Susan Wilhelm has worked in the Title I program office of the ED for 9 years. Her most recent position is group leader for the policy coordination team in the Student Achievement and School Accountability Programs (SASA) office. She is responsible for overseeing the development and dissemination of policy guidance related to the implementation of Title I of the ESEA as amended by the NCLB.
Haidee Williams, MS, is a project director in SEDL’s Improving School Performance program. Prior to joining SEDL, Ms. Williams worked for the Region XIII Education Service Center in Texas, where she provided professional development services to address the needs of science education for grades PreK-12. She also has worked as a curriculum coordinator and classroom teacher at Channelview Independent School District in Channelview, Texas. Ms. Williams has bachelor’s degrees in health and physical education from Lamar University and in biology from the University of Houston. She also has a master’s degree in science curriculum and instruction from the University of Houston.
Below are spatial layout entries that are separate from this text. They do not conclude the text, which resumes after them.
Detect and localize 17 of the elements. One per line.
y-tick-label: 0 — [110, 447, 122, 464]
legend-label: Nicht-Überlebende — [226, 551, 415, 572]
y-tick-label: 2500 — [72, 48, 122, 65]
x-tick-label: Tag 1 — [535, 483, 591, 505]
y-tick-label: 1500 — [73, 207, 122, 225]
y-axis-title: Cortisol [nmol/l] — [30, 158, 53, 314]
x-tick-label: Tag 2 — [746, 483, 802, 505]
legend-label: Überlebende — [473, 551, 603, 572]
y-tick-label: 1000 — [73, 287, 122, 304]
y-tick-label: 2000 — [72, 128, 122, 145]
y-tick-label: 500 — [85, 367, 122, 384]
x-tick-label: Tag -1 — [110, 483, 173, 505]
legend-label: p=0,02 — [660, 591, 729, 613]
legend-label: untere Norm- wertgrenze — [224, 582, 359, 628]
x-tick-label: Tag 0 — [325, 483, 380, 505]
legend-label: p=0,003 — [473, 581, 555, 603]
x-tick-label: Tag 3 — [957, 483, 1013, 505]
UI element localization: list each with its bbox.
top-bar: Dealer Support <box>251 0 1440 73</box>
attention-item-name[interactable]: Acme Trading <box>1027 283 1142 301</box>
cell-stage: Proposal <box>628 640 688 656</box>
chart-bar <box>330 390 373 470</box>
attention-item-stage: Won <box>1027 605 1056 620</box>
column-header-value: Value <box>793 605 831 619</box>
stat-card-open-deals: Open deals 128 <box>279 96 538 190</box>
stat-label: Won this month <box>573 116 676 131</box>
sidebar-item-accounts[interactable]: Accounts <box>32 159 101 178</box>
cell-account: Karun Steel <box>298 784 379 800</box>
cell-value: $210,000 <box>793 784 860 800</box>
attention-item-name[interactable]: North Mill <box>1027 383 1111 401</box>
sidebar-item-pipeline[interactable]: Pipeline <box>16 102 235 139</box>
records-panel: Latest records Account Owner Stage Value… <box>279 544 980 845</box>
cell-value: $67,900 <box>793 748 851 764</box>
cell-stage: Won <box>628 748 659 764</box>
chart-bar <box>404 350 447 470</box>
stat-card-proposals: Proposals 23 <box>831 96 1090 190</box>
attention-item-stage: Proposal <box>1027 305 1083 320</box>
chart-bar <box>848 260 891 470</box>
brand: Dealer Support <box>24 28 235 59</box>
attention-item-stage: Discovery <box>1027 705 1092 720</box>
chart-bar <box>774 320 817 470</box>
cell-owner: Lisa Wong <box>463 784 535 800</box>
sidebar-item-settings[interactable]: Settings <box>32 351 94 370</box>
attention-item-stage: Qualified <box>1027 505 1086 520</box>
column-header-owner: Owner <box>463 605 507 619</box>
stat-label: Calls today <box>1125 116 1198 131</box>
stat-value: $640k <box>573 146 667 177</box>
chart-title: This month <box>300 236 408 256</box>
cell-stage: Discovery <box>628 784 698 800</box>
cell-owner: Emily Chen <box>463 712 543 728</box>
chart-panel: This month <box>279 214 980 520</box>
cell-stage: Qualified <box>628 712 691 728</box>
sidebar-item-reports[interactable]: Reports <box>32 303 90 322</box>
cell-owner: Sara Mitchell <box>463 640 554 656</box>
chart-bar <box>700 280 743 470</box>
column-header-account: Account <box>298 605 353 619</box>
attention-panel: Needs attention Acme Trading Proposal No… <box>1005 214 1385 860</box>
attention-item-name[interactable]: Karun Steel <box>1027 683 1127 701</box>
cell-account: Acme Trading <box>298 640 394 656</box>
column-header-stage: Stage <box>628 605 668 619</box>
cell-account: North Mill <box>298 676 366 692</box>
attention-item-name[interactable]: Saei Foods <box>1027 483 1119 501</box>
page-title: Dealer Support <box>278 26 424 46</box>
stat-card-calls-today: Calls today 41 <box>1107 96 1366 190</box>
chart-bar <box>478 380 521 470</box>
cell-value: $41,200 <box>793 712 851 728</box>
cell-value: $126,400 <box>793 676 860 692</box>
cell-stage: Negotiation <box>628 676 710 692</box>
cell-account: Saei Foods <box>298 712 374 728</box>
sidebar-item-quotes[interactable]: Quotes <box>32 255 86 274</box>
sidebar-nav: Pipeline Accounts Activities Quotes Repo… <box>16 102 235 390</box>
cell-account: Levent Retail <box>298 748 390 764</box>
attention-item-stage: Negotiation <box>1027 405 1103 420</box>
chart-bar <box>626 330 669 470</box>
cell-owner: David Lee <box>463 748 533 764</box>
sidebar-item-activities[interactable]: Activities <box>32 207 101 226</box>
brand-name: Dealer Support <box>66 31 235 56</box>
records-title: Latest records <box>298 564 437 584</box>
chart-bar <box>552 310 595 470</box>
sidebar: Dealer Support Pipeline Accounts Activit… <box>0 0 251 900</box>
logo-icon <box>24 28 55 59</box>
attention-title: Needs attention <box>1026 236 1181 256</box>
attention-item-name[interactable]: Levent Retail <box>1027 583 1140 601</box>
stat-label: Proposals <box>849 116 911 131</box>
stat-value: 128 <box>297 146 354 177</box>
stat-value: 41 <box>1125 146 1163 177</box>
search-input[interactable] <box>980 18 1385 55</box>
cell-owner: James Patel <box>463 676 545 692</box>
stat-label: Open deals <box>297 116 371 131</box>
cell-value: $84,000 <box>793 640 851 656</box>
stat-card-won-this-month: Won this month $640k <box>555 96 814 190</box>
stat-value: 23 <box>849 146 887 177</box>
Darren Woodruff, PhD, is a principal research analyst at the AIR and is codirector of the National Center on Response to Intervention. Dr. Woodruff has a PhD in educational psychology from Howard University and works in a variety of research and technical assistance capacities on issues of school improvement, student support, and disproportionality in special education. Prior to joining AIR, Dr. Woodruff was an associate research scientist at the Yale Child Study Center, working on school reform initiatives with the Comer School Development Program. He was a contributing author for the Harvard Civil Rights Project report, Racial Inequity in Special Education, and has also written and presented extensively on supports for students placed at risk and culturally and linguistically competent practices in education. In addition, Dr. Woodruff has taught and counseled students at the elementary through college levels.